The conductor has only praise for his predecessor, Mr. Salonen, who backed him for the job he now holds. But that doesn't mean the Philharmonic's sound will go unchanged. "I arrived to a wonderful orchestra," Mr. Dudamel said. "The fact that they were 17 years with one conductor made a stability in the orchestra. They were having this connection with Esa-Pekka, and he left it in an amazing condition. But we don't have the same way to interpret, or ideas about repertoire. We are now working really deeply on the sound, and it's a different point of view. They already have their amazing sound, but we have to combine energies. And to describe that is difficult.

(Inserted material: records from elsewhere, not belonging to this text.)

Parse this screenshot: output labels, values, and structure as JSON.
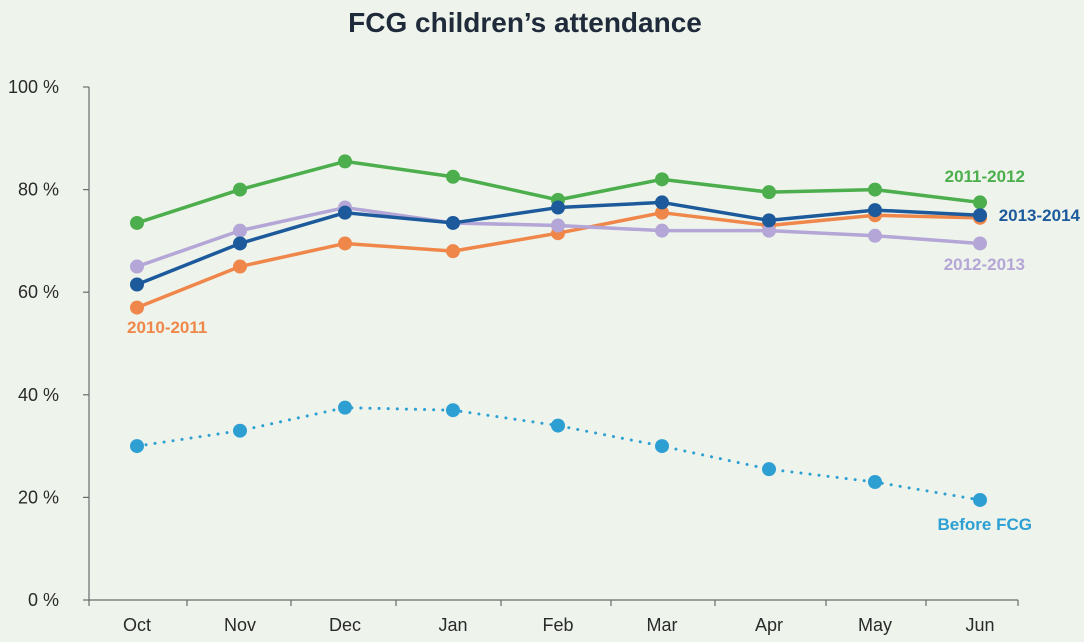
{
  "chart_data": {
    "type": "line",
    "title": "FCG children’s attendance",
    "xlabel": "",
    "ylabel": "",
    "categories": [
      "Oct",
      "Nov",
      "Dec",
      "Jan",
      "Feb",
      "Mar",
      "Apr",
      "May",
      "Jun"
    ],
    "ylim": [
      0,
      100
    ],
    "yticks": [
      0,
      20,
      40,
      60,
      80,
      100
    ],
    "ytick_labels": [
      "0 %",
      "20 %",
      "40 %",
      "60 %",
      "80 %",
      "100 %"
    ],
    "grid": false,
    "series": [
      {
        "name": "2010-2011",
        "color": "#f0874a",
        "style": "solid",
        "label": "2010-2011",
        "values": [
          57,
          65,
          69.5,
          68,
          71.5,
          75.5,
          73,
          75,
          74.5
        ]
      },
      {
        "name": "2011-2012",
        "color": "#4cae4c",
        "style": "solid",
        "label": "2011-2012",
        "values": [
          73.5,
          80,
          85.5,
          82.5,
          78,
          82,
          79.5,
          80,
          77.5
        ]
      },
      {
        "name": "2012-2013",
        "color": "#b4a6d6",
        "style": "solid",
        "label": "2012-2013",
        "values": [
          65,
          72,
          76.5,
          73.5,
          73,
          72,
          72,
          71,
          69.5
        ]
      },
      {
        "name": "2013-2014",
        "color": "#1c5a9c",
        "style": "solid",
        "label": "2013-2014",
        "values": [
          61.5,
          69.5,
          75.5,
          73.5,
          76.5,
          77.5,
          74,
          76,
          75
        ]
      },
      {
        "name": "Before FCG",
        "color": "#2d9fd2",
        "style": "dotted",
        "label": "Before FCG",
        "values": [
          30,
          33,
          37.5,
          37,
          34,
          30,
          25.5,
          23,
          19.5
        ]
      }
    ]
  }
}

Lighter? Heavier? More sunny? More dark? I don't know. It's more the personality; we are building a personality."

Mr. Dudamel is now in his third season as principal conductor of Sweden's Gothenburg Symphony Orchestra, and he remains artistic director of Venezuela's esteemed Simón Bolívar Youth Orchestra, a title he acquired at age 19. So his relative youth is not an issue. "Of course, I don't have the knowledge and the experience of a 60- or 70-year-old conductor," he said. "But I have been conducting for 17 years, starting at 12. When I see the development of my life, I can see that every day has been a new step forward. I'm always crazy to learn. In 10 years I will have more experience and in 20 even more—if God give me life. So I'm not worried about that. When you are focused on the things you want, and you study, and you are open to listening, all of the experience is coming naturally."

If Mr. Dudamel appears unflappable, that's because he is. Even mention of Hugo Chávez, Venezuela's repressive president, does not faze him, though he quickly steers the conversation toward El Sistema, his country's vaunted and longstanding music-education program for underprivileged youths, from which he himself sprung. "For me to talk about politics is really impossible," the conductor said. "But it's very important to understand that I'm coming from this wonderful program of music, and through music we are building a better country. I'm very proud of my country. . . . As an artist, the main thing is to unify, to stand on the stage and play music for everybody."

Mr. Mermelstein writes for the Journal on classical music and film.